Tim Bray's said good things about the iTunes Music Store often enough, but it was last week before I finally gave in. I'd already used it a few times to listen to samples: it's much better than amazon, which seems to just have computer-generated samples of the first n seconds. The iTMS actually has chunks you'll recognize rather than intro. But I'd always ignored the nagging "please log in to download music" dialogs.
American radio forced me into it. They have this habit of playing the same thing at the same time every day.
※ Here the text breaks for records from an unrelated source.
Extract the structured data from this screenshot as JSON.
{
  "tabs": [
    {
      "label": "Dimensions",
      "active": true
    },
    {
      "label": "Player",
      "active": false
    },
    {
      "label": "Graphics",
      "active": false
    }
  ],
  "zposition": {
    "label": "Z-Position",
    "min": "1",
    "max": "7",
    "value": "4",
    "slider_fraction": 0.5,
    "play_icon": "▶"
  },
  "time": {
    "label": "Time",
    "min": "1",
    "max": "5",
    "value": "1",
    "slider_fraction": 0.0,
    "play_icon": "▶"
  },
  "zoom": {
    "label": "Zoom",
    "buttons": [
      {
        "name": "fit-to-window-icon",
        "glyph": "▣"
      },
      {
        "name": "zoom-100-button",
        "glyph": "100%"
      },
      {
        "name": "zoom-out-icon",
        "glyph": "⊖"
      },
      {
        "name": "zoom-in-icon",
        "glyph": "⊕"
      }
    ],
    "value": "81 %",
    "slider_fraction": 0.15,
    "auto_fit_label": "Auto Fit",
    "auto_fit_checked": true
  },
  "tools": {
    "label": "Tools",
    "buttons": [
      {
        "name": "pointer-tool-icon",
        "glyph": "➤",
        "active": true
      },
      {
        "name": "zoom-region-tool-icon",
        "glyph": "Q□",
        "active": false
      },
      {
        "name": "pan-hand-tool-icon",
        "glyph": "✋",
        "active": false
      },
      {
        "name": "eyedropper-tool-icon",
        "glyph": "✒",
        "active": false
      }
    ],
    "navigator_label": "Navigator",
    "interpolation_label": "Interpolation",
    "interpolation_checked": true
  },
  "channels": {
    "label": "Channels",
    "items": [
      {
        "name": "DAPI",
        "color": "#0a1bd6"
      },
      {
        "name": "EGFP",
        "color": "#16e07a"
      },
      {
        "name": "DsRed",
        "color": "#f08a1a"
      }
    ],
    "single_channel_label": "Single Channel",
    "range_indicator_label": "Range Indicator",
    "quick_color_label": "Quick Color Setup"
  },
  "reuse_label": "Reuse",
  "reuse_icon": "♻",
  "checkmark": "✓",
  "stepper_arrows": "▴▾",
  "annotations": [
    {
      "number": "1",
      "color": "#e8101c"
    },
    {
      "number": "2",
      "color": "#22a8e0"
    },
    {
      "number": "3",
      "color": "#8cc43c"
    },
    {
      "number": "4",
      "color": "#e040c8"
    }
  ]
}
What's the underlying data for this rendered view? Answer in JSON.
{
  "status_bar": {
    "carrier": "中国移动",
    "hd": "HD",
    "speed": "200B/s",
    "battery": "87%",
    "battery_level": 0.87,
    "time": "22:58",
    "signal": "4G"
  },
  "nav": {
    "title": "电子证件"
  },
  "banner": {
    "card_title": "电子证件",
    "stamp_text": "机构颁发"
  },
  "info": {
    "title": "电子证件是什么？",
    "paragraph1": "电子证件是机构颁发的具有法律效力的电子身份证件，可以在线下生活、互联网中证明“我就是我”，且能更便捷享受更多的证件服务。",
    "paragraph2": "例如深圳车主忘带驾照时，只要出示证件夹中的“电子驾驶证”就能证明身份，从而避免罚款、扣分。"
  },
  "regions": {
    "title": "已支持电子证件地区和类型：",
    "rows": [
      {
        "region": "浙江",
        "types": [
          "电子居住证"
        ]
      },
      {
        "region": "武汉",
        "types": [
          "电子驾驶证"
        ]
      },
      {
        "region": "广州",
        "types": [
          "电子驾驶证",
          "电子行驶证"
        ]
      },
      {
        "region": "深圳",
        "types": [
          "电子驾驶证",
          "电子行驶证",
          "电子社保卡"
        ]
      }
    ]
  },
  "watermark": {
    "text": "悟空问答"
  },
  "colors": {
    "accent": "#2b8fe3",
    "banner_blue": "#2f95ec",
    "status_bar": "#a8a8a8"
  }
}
So on the way to tae kwon do, unless I was on the bus, I was getting to hear a lot of Semisonic's "Closing Time". I'd never heard of either band or song before, but I can see why it was so popular, even if it does mean they get called a one-hit wonder. And I'm sure it helped that their chorus seemed so apt on that journey.
Anyway, class time changed, and Semisonic's been replaced by Kelly Clarkson.
iTMS to the rescue.
It's pretty much as good as searching your own iTunes library, but it sucks that you have to hit return and get no feedback until then about how well your search is doing. If Google can do it (and not make $0.99 off it), surely Apple can? Mind you, I hated Google's implementation and never use it myself. But you know what I mean.
What's frustrating, though, is that this isn't a universal library of all music ever published. High on my list of stuff to get was stuff by Ayumi Hamasaki. I've heard a couple of trance tracks based on her songs, and I'm interested both in having copies of those and in hearing the original. (Assuming those aren't the originals.) But iTMS has never heard of her.
But it's still pretty cool. I like anything that involves instant gratification.